I completely agree that there is no problem, in general, with the idea of buying consent. It's what happens in a million transactions everyday. Every time someone agrees to provide their labour in return for a wage or to sell a product in return for its price, the employer or shopper who purchases the labour or product has bought the provider's consent for them to have it.
In fact, I've never seen the phrase "you can't buy consent" before, though I don't doubt it is going the rounds. When it comes to things like prostitution, the argument is usually a different one, namely that just some commercial transactions (i.e. just some purchases of consent) are off limits because they are cases where consent is invalid or inauthentic
The clearest cases occur when there is such an imbalance of power, such a vulnerability on the part of the 'consenting' person, that they are, in effect, compelled, and the consent is purely nominal. This is the case of many, though obviously not all, sex workers. Especially trafficked sex workers.

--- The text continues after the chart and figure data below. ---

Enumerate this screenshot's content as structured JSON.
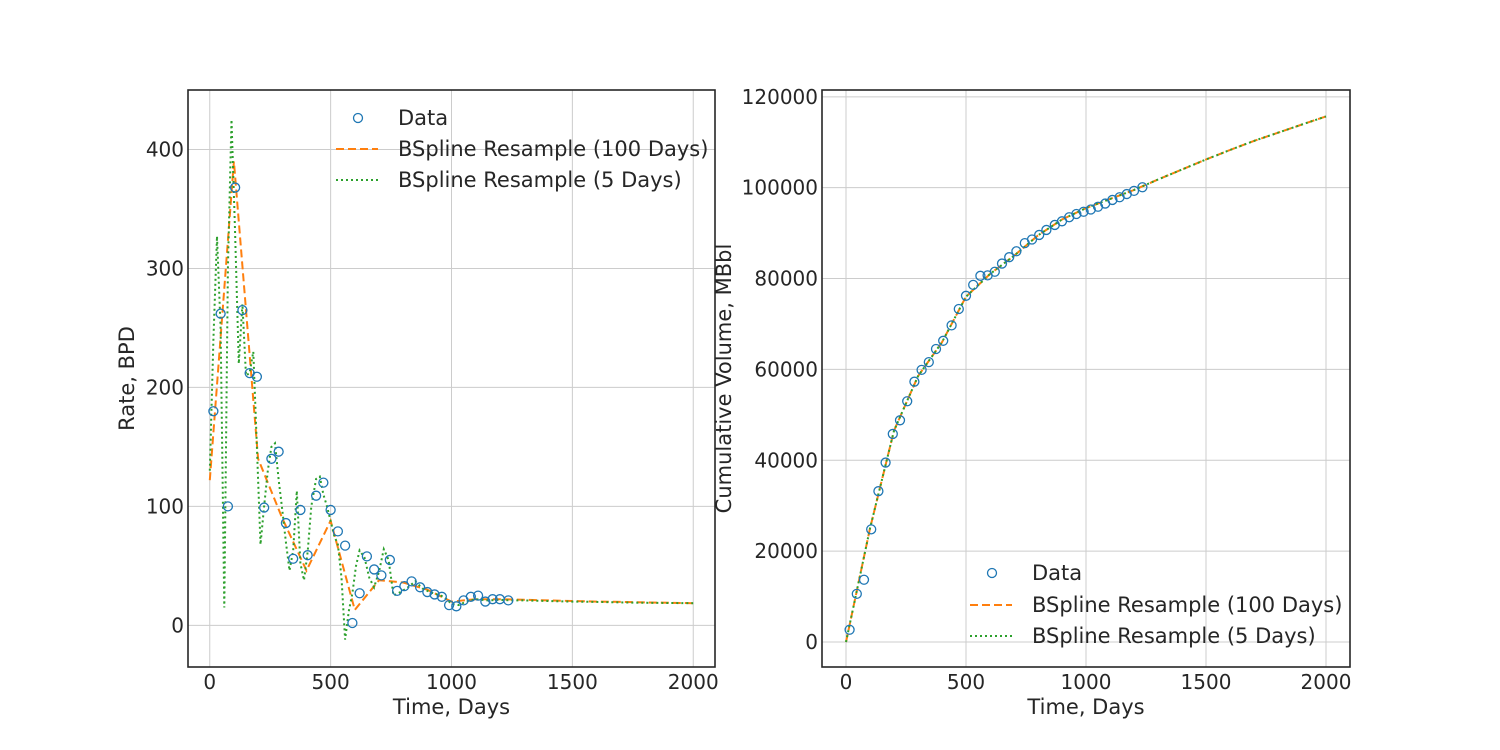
{
  "chart_data": [
    {
      "type": "line",
      "title": "",
      "xlabel": "Time, Days",
      "ylabel": "Rate, BPD",
      "xlim": [
        -90,
        2090
      ],
      "ylim": [
        -35,
        450
      ],
      "x_ticks": [
        0,
        500,
        1000,
        1500,
        2000
      ],
      "y_ticks": [
        0,
        100,
        200,
        300,
        400
      ],
      "grid": true,
      "legend_position": "top-right",
      "series": [
        {
          "name": "Data",
          "style": "markers",
          "color": "#1f77b4",
          "x": [
            15,
            45,
            75,
            105,
            135,
            165,
            195,
            225,
            255,
            285,
            315,
            345,
            375,
            405,
            440,
            470,
            500,
            530,
            560,
            590,
            620,
            650,
            680,
            710,
            745,
            775,
            805,
            835,
            870,
            900,
            930,
            960,
            990,
            1020,
            1050,
            1080,
            1110,
            1140,
            1170,
            1200,
            1235
          ],
          "y": [
            180,
            262,
            100,
            368,
            265,
            212,
            209,
            99,
            140,
            146,
            86,
            56,
            97,
            59,
            109,
            120,
            97,
            79,
            67,
            2,
            27,
            58,
            47,
            42,
            55,
            29,
            33,
            37,
            32,
            28,
            26,
            24,
            17,
            16,
            21,
            24,
            25,
            20,
            22,
            22,
            21
          ]
        },
        {
          "name": "BSpline Resample (100 Days)",
          "style": "dashed",
          "color": "#ff7f0e",
          "x": [
            0,
            100,
            200,
            300,
            400,
            500,
            600,
            700,
            800,
            900,
            1000,
            1100,
            1200,
            1300,
            1400,
            1500,
            1600,
            1700,
            1800,
            1900,
            2000
          ],
          "y": [
            122,
            390,
            140,
            90,
            46,
            88,
            13,
            38,
            36,
            30,
            20,
            22,
            22,
            21.5,
            21,
            20.5,
            20,
            19.7,
            19.3,
            19,
            18.6
          ]
        },
        {
          "name": "BSpline Resample (5 Days)",
          "style": "dotted",
          "color": "#2ca02c",
          "x": [
            0,
            15,
            30,
            45,
            60,
            75,
            90,
            105,
            120,
            135,
            150,
            165,
            180,
            195,
            210,
            225,
            240,
            255,
            270,
            285,
            300,
            315,
            330,
            345,
            360,
            375,
            390,
            405,
            420,
            440,
            455,
            470,
            485,
            500,
            515,
            530,
            545,
            560,
            575,
            590,
            605,
            620,
            640,
            660,
            680,
            700,
            720,
            740,
            760,
            790,
            820,
            850,
            880,
            910,
            940,
            970,
            1000,
            1030,
            1060,
            1100,
            1150,
            1200,
            1250,
            1300,
            1400,
            1500,
            1600,
            1700,
            1800,
            1900,
            2000
          ],
          "y": [
            130,
            240,
            327,
            250,
            15,
            300,
            425,
            330,
            220,
            270,
            210,
            212,
            230,
            150,
            68,
            100,
            130,
            150,
            153,
            122,
            97,
            70,
            46,
            63,
            113,
            52,
            38,
            62,
            100,
            123,
            125,
            110,
            100,
            88,
            75,
            68,
            40,
            -12,
            12,
            27,
            50,
            63,
            57,
            40,
            32,
            45,
            64,
            55,
            25,
            28,
            32,
            37,
            31,
            28,
            26,
            24,
            18,
            17,
            20,
            22,
            21,
            21.5,
            21,
            21,
            20.5,
            20,
            19.7,
            19.3,
            19,
            18.8,
            18.6
          ]
        }
      ]
    },
    {
      "type": "line",
      "title": "",
      "xlabel": "Time, Days",
      "ylabel": "Cumulative Volume, MBbl",
      "xlim": [
        -100,
        2100
      ],
      "ylim": [
        -5500,
        121500
      ],
      "x_ticks": [
        0,
        500,
        1000,
        1500,
        2000
      ],
      "y_ticks": [
        0,
        20000,
        40000,
        60000,
        80000,
        100000,
        120000
      ],
      "grid": true,
      "legend_position": "bottom-right",
      "series": [
        {
          "name": "Data",
          "style": "markers",
          "color": "#1f77b4",
          "x": [
            15,
            45,
            75,
            105,
            135,
            165,
            195,
            225,
            255,
            285,
            315,
            345,
            375,
            405,
            440,
            470,
            500,
            530,
            560,
            590,
            620,
            650,
            680,
            710,
            745,
            775,
            805,
            835,
            870,
            900,
            930,
            960,
            990,
            1020,
            1050,
            1080,
            1110,
            1140,
            1170,
            1200,
            1235
          ],
          "y": [
            2700,
            10600,
            13700,
            24800,
            33200,
            39500,
            45800,
            48800,
            53000,
            57300,
            59900,
            61600,
            64500,
            66300,
            69700,
            73300,
            76200,
            78600,
            80600,
            80700,
            81500,
            83300,
            84700,
            86000,
            87800,
            88600,
            89600,
            90700,
            91800,
            92600,
            93500,
            94200,
            94700,
            95200,
            95800,
            96500,
            97300,
            97900,
            98600,
            99300,
            100100
          ]
        },
        {
          "name": "BSpline Resample (100 Days)",
          "style": "dashed",
          "color": "#ff7f0e",
          "x": [
            0,
            100,
            200,
            300,
            400,
            500,
            600,
            700,
            800,
            900,
            1000,
            1100,
            1200,
            1300,
            1400,
            1500,
            1600,
            1700,
            1800,
            1900,
            2000
          ],
          "y": [
            0,
            25000,
            46500,
            58500,
            66000,
            76000,
            81000,
            85000,
            89500,
            93000,
            95500,
            97500,
            99500,
            101800,
            104000,
            106200,
            108300,
            110300,
            112100,
            113900,
            115700
          ]
        },
        {
          "name": "BSpline Resample (5 Days)",
          "style": "dotted",
          "color": "#2ca02c",
          "x": [
            0,
            100,
            200,
            300,
            400,
            500,
            600,
            700,
            800,
            900,
            1000,
            1100,
            1200,
            1300,
            1400,
            1500,
            1600,
            1700,
            1800,
            1900,
            2000
          ],
          "y": [
            0,
            25000,
            46500,
            58500,
            66000,
            76000,
            81000,
            85000,
            89500,
            93000,
            95500,
            97500,
            99500,
            101800,
            104000,
            106200,
            108300,
            110300,
            112100,
            113900,
            115700
          ]
        }
      ]
    }
  ]
}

There are other sorts of cases where people might believe that it is simply not ethical to consent to certain things in return for money (even if there isn't an imbalance of power). I think I recall correctly that there was a legal case a few decades ago in which members of some sex ring or other were agreeing to various types of extreme mutilation in order to satisfy their own sexual desires and those of the people mutilating them.

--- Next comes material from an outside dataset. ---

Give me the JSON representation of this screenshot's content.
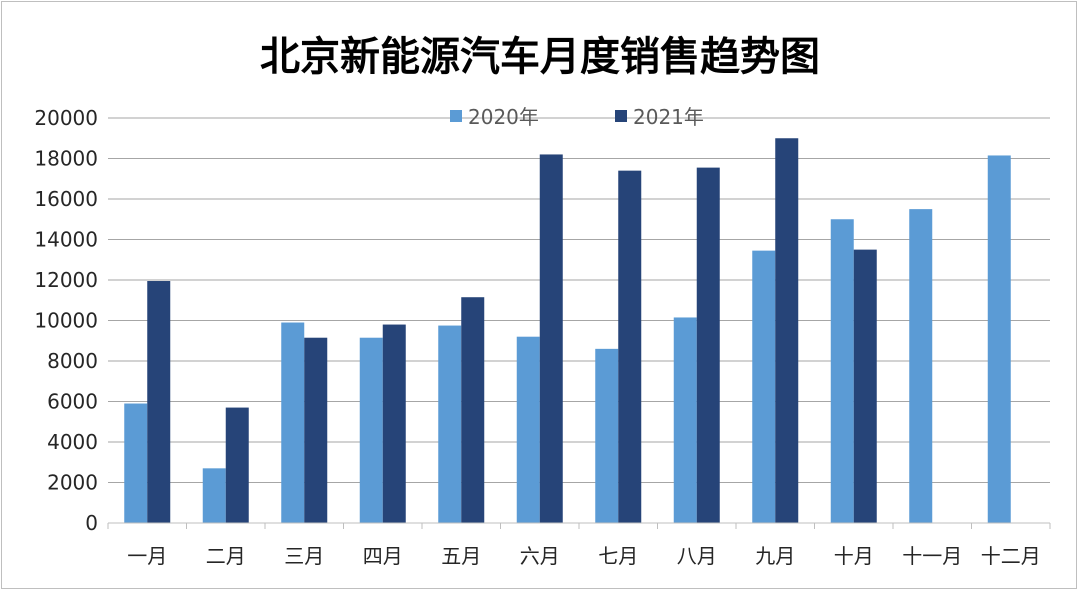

The court decided that these mutilations were the sort of things that you just cannot consent to, and that therefore the mutilators were guilty of criminal assault. I can't remember whether money changed hands in this sex ring. But the legal (and possible the moral) principle was that consent to such things is never valid , regardless of any financial transaction.
So, tl:dr: the slogan "you can't buy consent" is false, but that is a complete red herring, because all that needs to be shown in relation to discussions around sex work and similar is that there are some situations in which consent in return for money is invalid.